DB wrote:In which regard is this behavior a problem?
In the regard that the 404 Page isn't doing it's job anymore.
Totally read to let this go, just curious is all.
Rant ensuing...
It has been brought up on more than one occasion in my experience when using rewrites.
One of my s9y setups did have a bout with it here (
http://board.s9y.org/viewtopic.php?f=2&t=14063), and changing all my links from relative to absolute, as you had pointed out, seemed to take care of the problem I was having (spiders were hitting links such as /1-Category/login/css/print/terms/login/signup/login/support.html, and these URLs would go on for days, gigabytes worth). Maybe this would still occur though, seems that I do still have relative links, many of those being created via the admin panel wysiwyg. *Sorry if this might be double-post. The previous issue seems resolved, and this was more of a general question.
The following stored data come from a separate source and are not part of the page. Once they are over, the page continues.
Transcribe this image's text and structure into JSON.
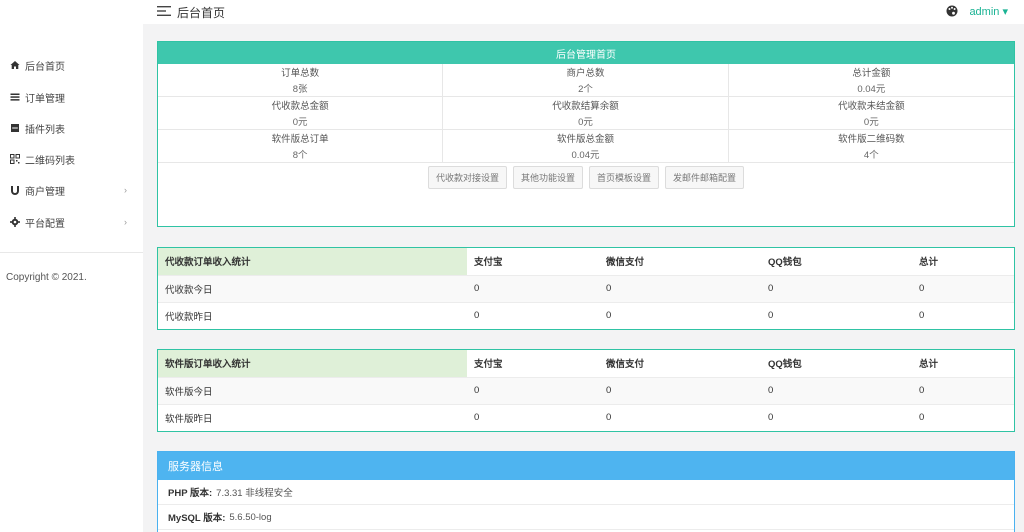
{
  "topbar": {
    "title": "后台首页",
    "user": "admin",
    "user_caret": "▾"
  },
  "sidebar": {
    "items": [
      {
        "label": "后台首页",
        "icon": "home-icon",
        "caret": ""
      },
      {
        "label": "订单管理",
        "icon": "list-icon",
        "caret": ""
      },
      {
        "label": "插件列表",
        "icon": "plugin-icon",
        "caret": ""
      },
      {
        "label": "二维码列表",
        "icon": "qrcode-icon",
        "caret": ""
      },
      {
        "label": "商户管理",
        "icon": "magnet-icon",
        "caret": "›"
      },
      {
        "label": "平台配置",
        "icon": "gear-icon",
        "caret": "›"
      }
    ],
    "copyright": "Copyright © 2021."
  },
  "overview": {
    "title": "后台管理首页",
    "stats": [
      {
        "label": "订单总数",
        "value": "8张"
      },
      {
        "label": "商户总数",
        "value": "2个"
      },
      {
        "label": "总计金额",
        "value": "0.04元"
      },
      {
        "label": "代收款总金额",
        "value": "0元"
      },
      {
        "label": "代收款结算余额",
        "value": "0元"
      },
      {
        "label": "代收款未结金额",
        "value": "0元"
      },
      {
        "label": "软件版总订单",
        "value": "8个"
      },
      {
        "label": "软件版总金额",
        "value": "0.04元"
      },
      {
        "label": "软件版二维码数",
        "value": "4个"
      }
    ],
    "buttons": [
      "代收款对接设置",
      "其他功能设置",
      "首页模板设置",
      "发邮件邮箱配置"
    ]
  },
  "table1": {
    "headers": [
      "代收款订单收入统计",
      "支付宝",
      "微信支付",
      "QQ钱包",
      "总计"
    ],
    "rows": [
      [
        "代收款今日",
        "0",
        "0",
        "0",
        "0"
      ],
      [
        "代收款昨日",
        "0",
        "0",
        "0",
        "0"
      ]
    ]
  },
  "table2": {
    "headers": [
      "软件版订单收入统计",
      "支付宝",
      "微信支付",
      "QQ钱包",
      "总计"
    ],
    "rows": [
      [
        "软件版今日",
        "0",
        "0",
        "0",
        "0"
      ],
      [
        "软件版昨日",
        "0",
        "0",
        "0",
        "0"
      ]
    ]
  },
  "server": {
    "title": "服务器信息",
    "rows": [
      {
        "label": "PHP 版本:",
        "value": "7.3.31 非线程安全"
      },
      {
        "label": "MySQL 版本:",
        "value": "5.6.50-log"
      }
    ]
  },
  "colors": {
    "accent": "#3ec7ad",
    "info": "#4eb4f0",
    "link": "#1ab394"
  }
}
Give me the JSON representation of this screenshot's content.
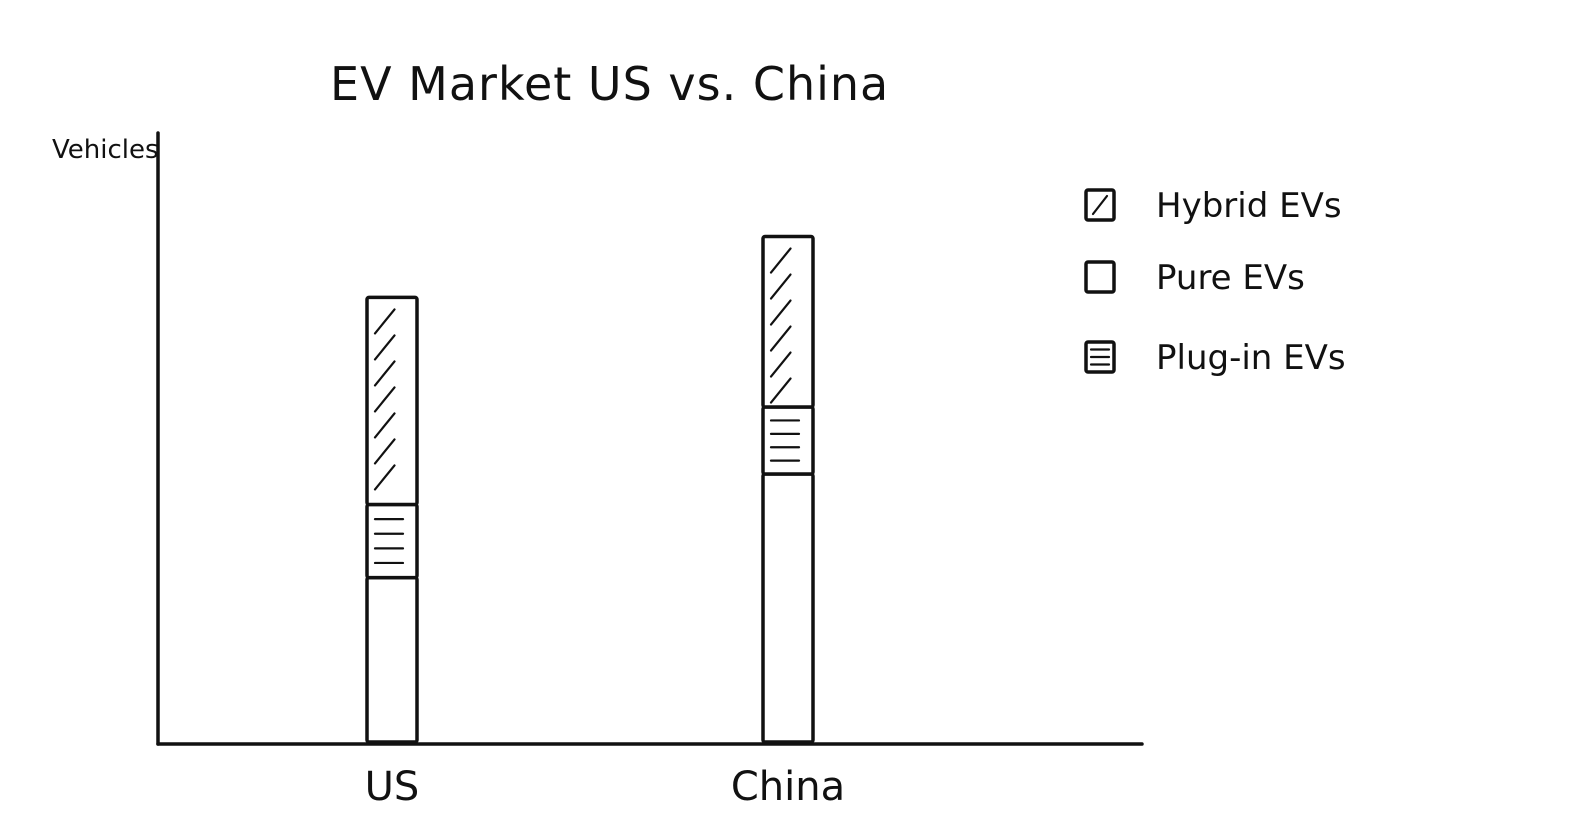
{
  "chart_data": {
    "type": "bar",
    "stacked": true,
    "title": "EV Market US vs. China",
    "ylabel": "Vehicles",
    "xlabel": "",
    "categories": [
      "US",
      "China"
    ],
    "series": [
      {
        "name": "Pure EVs",
        "pattern": "blank",
        "values": [
          27,
          44
        ]
      },
      {
        "name": "Plug-in EVs",
        "pattern": "horizontal-lines",
        "values": [
          12,
          11
        ]
      },
      {
        "name": "Hybrid EVs",
        "pattern": "diagonal-lines",
        "values": [
          34,
          28
        ]
      }
    ],
    "legend_order": [
      "Hybrid EVs",
      "Pure EVs",
      "Plug-in EVs"
    ],
    "ylim": [
      0,
      100
    ],
    "grid": false,
    "legend_position": "top-right",
    "color": "#111111"
  }
}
I assist in administering several non-s9y website's that produce all sections/pages of the sites dynamically using rewrites. I have been asked more than once why a 404 is not produced when non-existing directory is hit. It might be that someone just re-worked their entire website, so there are plenty of URLs out there that may now correlate to a non-existent place. I find that most of the people I work with, who pay lots of $ to SEO companies, request that any 'now non-existent' page must take you to a 404. The Page Not Found can have some "we just redesigned our site" type of language, etc. There are usually a few regex patterns that can be added to the rewrites to attempt to deal with any foreseen circumstances.
In terms of the s9y setup, I just find it odd that this open-ended URL stuff seems somehow okay. There is no check done on these types of URLs. Not even to match it up to something under a 100 chars, or even under 1000000 chars. Anything goes. The slashes in the URLs refer to a directory structure... until you get to a category page, then all of that doesn't matter anymore. The the open-ended, maybe endless, URL is a feature.
The entries rewrite, although not checked to see if the entry actually exists, at least does not allow for non-existent directories:
Code: Select all
#no endless directory here
RewriteRule ^((archives/([0-9]+)-[0-9a-z\.\_!;,\+\-\%]+\.html)/?) unite.html?/$1 [NC,L,QSA]
Categories definetly doesn't check for any slashes:
Code: Select all
#endless directory here though
RewriteRule ^(categories/([0-9]+)-[0-9a-z\.\_!;,\+\-\%]+) unite.html?/$1 [NC,L,QSA]
Something like this might work:
Code: Select all
# could stop with something like this, may not be perfect for all instances
RewriteRule ^(categories/([0-9]+)-[0-9a-z\.\_!;,\+\-\%]+)/?$ unite.html?/$1 [NC,L,QSA]
RewriteRule ^(categories/([0-9]+)-[0-9a-z\.\_!;,\+\-\%]+)/([P0-9]+).html$ unite.html?/$1 [NC,L,QSA]
By the way, while not being cleansed for length, are they at least cleansed for javascript, etc? I'm assuming they are, but haven't actually looked at the code.